- Directed by: Max Good;
- Written by: Max Good;
- Produced by: Max Good;
- Starring: Ruth Paine; Michael Paine; Max Holland; Jim DiEugenio; Vincent Salandria; Priscilla Johnson McMillan; David Lifton; Gerald Posner;
- Narrated by: Max Good;
- Cinematography: Max Good;
- Edited by: Max Good;
- Production company: Open Ranch Productions
- Distributed by: Journeyman Pictures
- Release date: June 14, 2022 (Online);
- Running time: 100 minutes
- Country: United States
- Language: English

= The Assassination & Mrs. Paine =

2022 documentary film about Ruth Paine

The Assassination & Mrs. Paine is a 2022 documentary film directed by Max Good. The film explores the story of Ruth Paine, her former husband Michael Paine, and their connections to the JFK assassination.
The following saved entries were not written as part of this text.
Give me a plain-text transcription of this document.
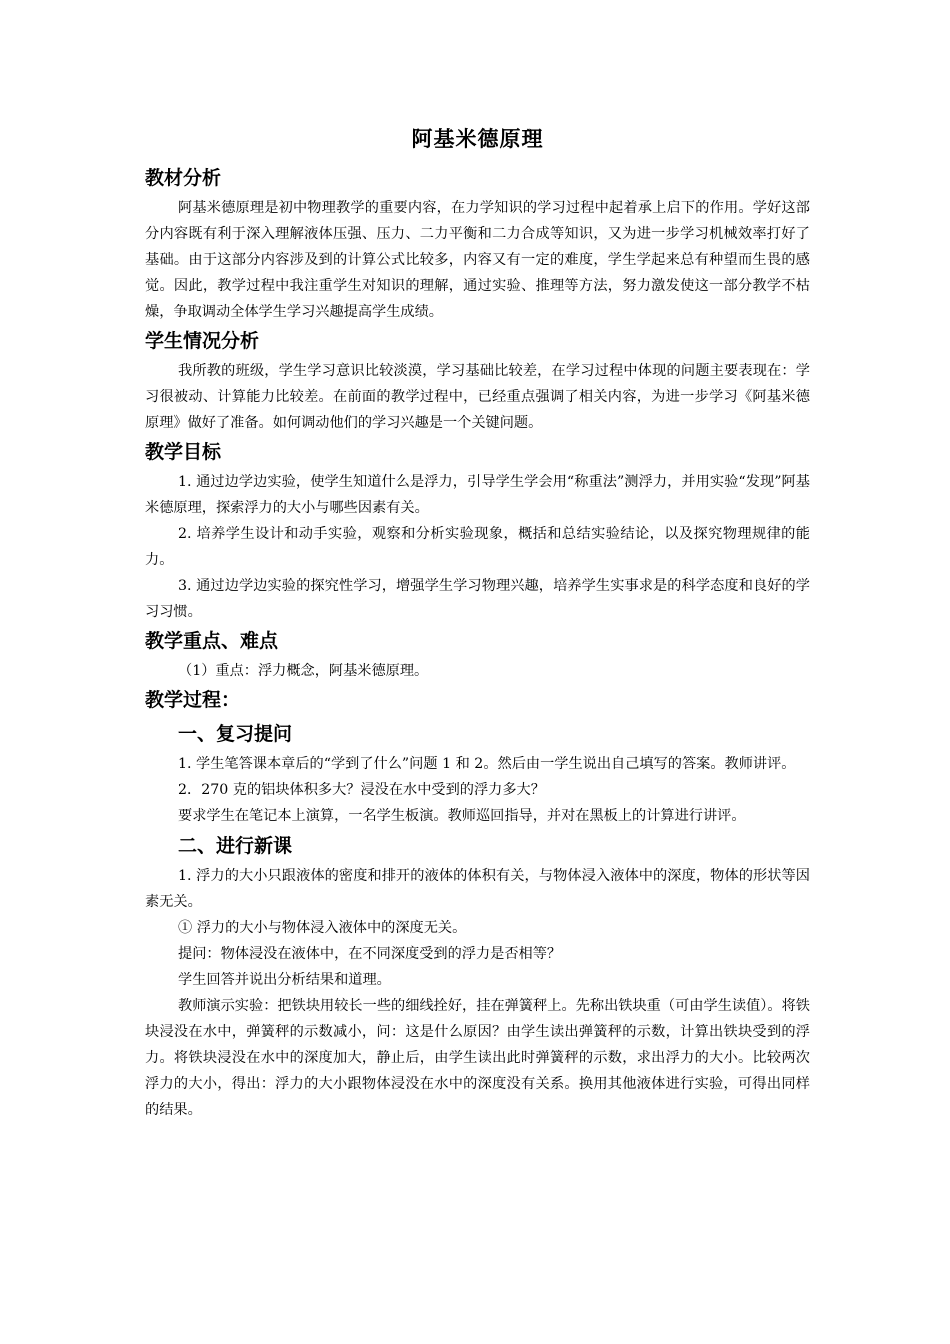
阿基米德原理
教材分析

阿基米德原理是初中物理教学的重要内容，在力学知识的学习过程中起着承上启下的作用。学好这部分内容既有利于深入理解液体压强、压力、二力平衡和二力合成等知识，又为进一步学习机械效率打好了基础。由于这部分内容涉及到的计算公式比较多，内容又有一定的难度，学生学起来总有种望而生畏的感觉。因此，教学过程中我注重学生对知识的理解，通过实验、推理等方法，努力激发使这一部分教学不枯燥，争取调动全体学生学习兴趣提高学生成绩。

学生情况分析

我所教的班级，学生学习意识比较淡漠，学习基础比较差，在学习过程中体现的问题主要表现在：学习很被动、计算能力比较差。在前面的教学过程中，已经重点强调了相关内容，为进一步学习《阿基米德原理》做好了准备。如何调动他们的学习兴趣是一个关键问题。

教学目标

1. 通过边学边实验，使学生知道什么是浮力，引导学生学会用“称重法”测浮力，并用实验“发现”阿基米德原理，探索浮力的大小与哪些因素有关。

2. 培养学生设计和动手实验，观察和分析实验现象，概括和总结实验结论，以及探究物理规律的能力。

3. 通过边学边实验的探究性学习，增强学生学习物理兴趣，培养学生实事求是的科学态度和良好的学习习惯。

教学重点、难点

（1）重点：浮力概念，阿基米德原理。

教学过程：
一、复习提问

1. 学生笔答课本章后的“学到了什么”问题 1 和 2。然后由一学生说出自己填写的答案。教师讲评。

2．270 克的铝块体积多大？浸没在水中受到的浮力多大？

要求学生在笔记本上演算，一名学生板演。教师巡回指导，并对在黑板上的计算进行讲评。

二、进行新课

1. 浮力的大小只跟液体的密度和排开的液体的体积有关，与物体浸入液体中的深度，物体的形状等因素无关。

① 浮力的大小与物体浸入液体中的深度无关。

提问：物体浸没在液体中，在不同深度受到的浮力是否相等？

学生回答并说出分析结果和道理。

教师演示实验：把铁块用较长一些的细线拴好，挂在弹簧秤上。先称出铁块重（可由学生读值）。将铁块浸没在水中，弹簧秤的示数减小，问：这是什么原因？由学生读出弹簧秤的示数，计算出铁块受到的浮力。将铁块浸没在水中的深度加大，静止后，由学生读出此时弹簧秤的示数，求出浮力的大小。比较两次浮力的大小，得出：浮力的大小跟物体浸没在水中的深度没有关系。换用其他液体进行实验，可得出同样的结果。
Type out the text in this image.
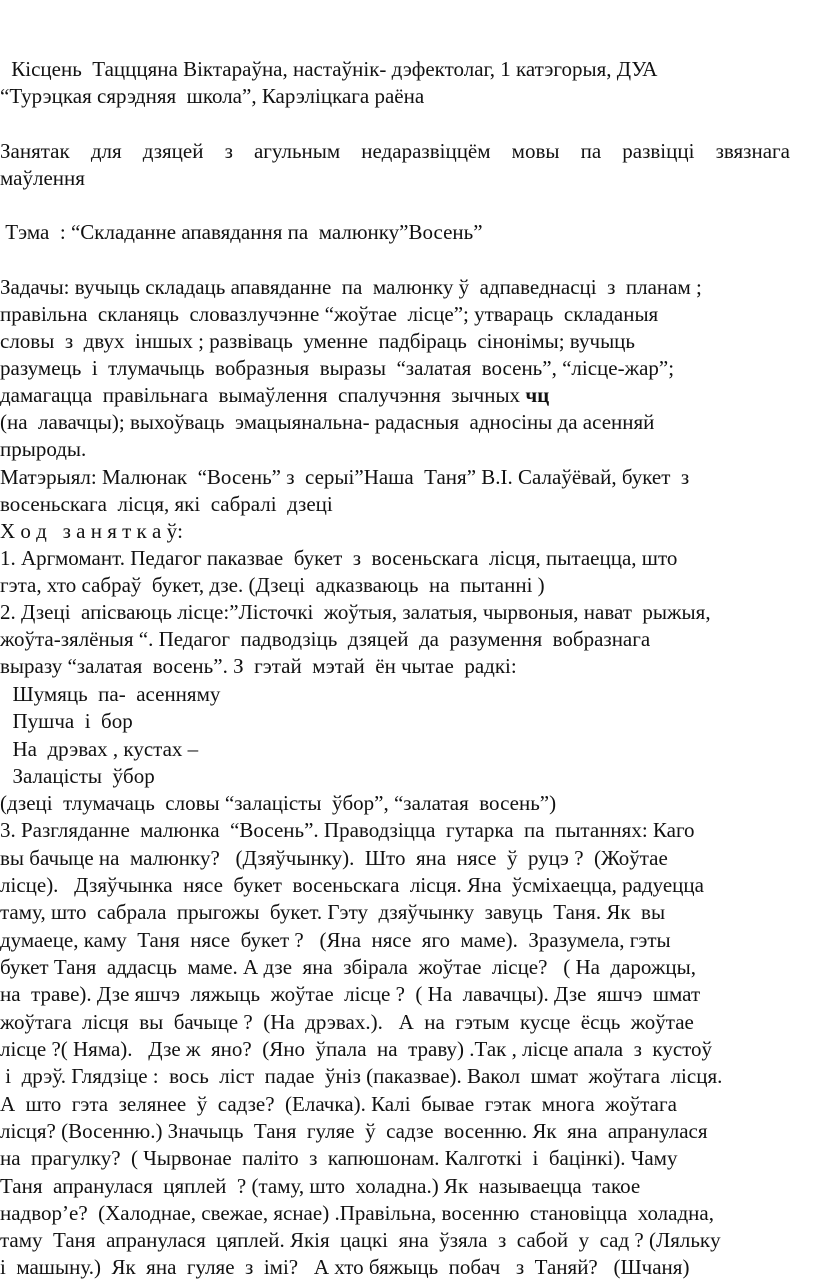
Кісцень  Тацццяна Віктараўна, настаўнік- дэфектолаг, 1 катэгорыя, ДУА
“Турэцкая сярэдняя  школа”, Карэліцкага раёна
Занятак для дзяцей з агульным недаразвіццём мовы па развіцці звязнага
маўлення
Тэма  : “Складанне апавядання па  малюнку”Восень”
Задачы: вучыць складаць апавяданне  па  малюнку ў  адпаведнасці  з  планам ;
правільна  скланяць  словазлучэнне “жоўтае  лісце”; утвараць  складаныя
словы  з  двух  іншых ; развіваць  уменне  падбіраць  сінонімы; вучыць
разумець  і  тлумачыць  вобразныя  выразы  “залатая  восень”, “лісце-жар”;
дамагацца  правільнага  вымаўлення  спалучэння  зычных чц
(на  лавачцы); выхоўваць  эмацыянальна- радасныя  адносіны да асенняй
прыроды.
Матэрыял: Малюнак  “Восень” з  серыі”Наша  Таня” В.І. Салаўёвай, букет  з
восеньскага  лісця, які  сабралі  дзеці
Х о д   з а н я т к а ў:
1. Аргмомант. Педагог паказвае  букет  з  восеньскага  лісця, пытаецца, што
гэта, хто сабраў  букет, дзе. (Дзеці  адказваюць  на  пытанні )
2. Дзеці  апісваюць лісце:”Лісточкі  жоўтыя, залатыя, чырвоныя, нават  рыжыя,
жоўта-зялёныя “. Педагог  падводзіць  дзяцей  да  разумення  вобразнага
выразу “залатая  восень”. З  гэтай  мэтай  ён чытае  радкі:
Шумяць  па-  асенняму
Пушча  і  бор
На  дрэвах , кустах –
Залацісты  ўбор
(дзеці  тлумачаць  словы “залацісты  ўбор”, “залатая  восень”)
3. Разгляданне  малюнка  “Восень”. Праводзіцца  гутарка  па  пытаннях: Каго
вы бачыце на  малюнку?   (Дзяўчынку).  Што  яна  нясе  ў  руцэ ?  (Жоўтае
лісце).   Дзяўчынка  нясе  букет  восеньскага  лісця. Яна  ўсміхаецца, радуецца
таму, што  сабрала  прыгожы  букет. Гэту  дзяўчынку  завуць  Таня. Як  вы
думаеце, каму  Таня  нясе  букет ?   (Яна  нясе  яго  маме).  Зразумела, гэты
букет Таня  аддасць  маме. А дзе  яна  збірала  жоўтае  лісце?   ( На  дарожцы,
на  траве). Дзе яшчэ  ляжыць  жоўтае  лісце ?  ( На  лавачцы). Дзе  яшчэ  шмат
жоўтага  лісця  вы  бачыце ?  (На  дрэвах.).   А  на  гэтым  кусце  ёсць  жоўтае
лісце ?( Няма).   Дзе ж  яно?  (Яно  ўпала  на  траву) .Так , лісце апала  з  кустоў
і  дрэў. Глядзіце :  вось  ліст  падае  ўніз (паказвае). Вакол  шмат  жоўтага  лісця.
А  што  гэта  зелянее  ў  садзе?  (Елачка). Калі  бывае  гэтак  многа  жоўтага
лісця? (Восенню.) Значыць  Таня  гуляе  ў  садзе  восенню. Як  яна  апранулася
на  прагулку?  ( Чырвонае  паліто  з  капюшонам. Калготкі  і  бацінкі). Чаму
Таня  апранулася  цяплей  ? (таму, што  холадна.) Як  называецца  такое
надвор’е?  (Халоднае, свежае, яснае) .Правільна, восенню  становіцца  холадна,
таму  Таня  апранулася  цяплей. Якія  цацкі  яна  ўзяла  з  сабой  у  сад ? (Лялькy
і  машыну.)  Як  яна  гуляе  з  імі?   А хто бяжыць  побач   з  Таняй?   (Шчаня)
As a key witness and friend of Marina and Lee Harvey Oswald, Ruth Paine has long sparked speculation that she played a sinister role in a wider plot to frame Oswald.

==Festival screenings==
- Ashland Independent Film Festival (2022)
- SF Docfest (2022)
- Atlanta Docufest (2022)
- San Antonio Film Festival (2022)
- New Haven Documentary Film Festival (2022)
- Revelation Perth International Film Festival (2022)

==Reception==
Film reviewer Edward Curtin praised Good's editing and his willingness to let the audience hear both sides of the argument about Ruth Paine, i.e., "whether she is a truthful, naïve, Quaker do-gooder or a CIA asset, a pawn, or someone in deep denial." Another reviewer called the documentary an "extremely interesting yet unsatisfying affair". Joseph E. Green labeled it "brilliant" and wrote that "Good obtained unprecedented access to Ruth Paine and her answers to his ever-polite questions is utterly fascinating."

Paine herself, however, did not think highly of the film. She said in an interview, "What troubles me is, for instance there is this new DVD out... "Mrs. Paine and the murder of John F. Kennedy"... I asked him [Max Good], you know, what do you think, what is your opinion about the attempt on Walker and he (Max) says well I don't think that happened. So that's how some of the plot people, follow their stories, they just take what they want and leave the rest alone, and that is not good research."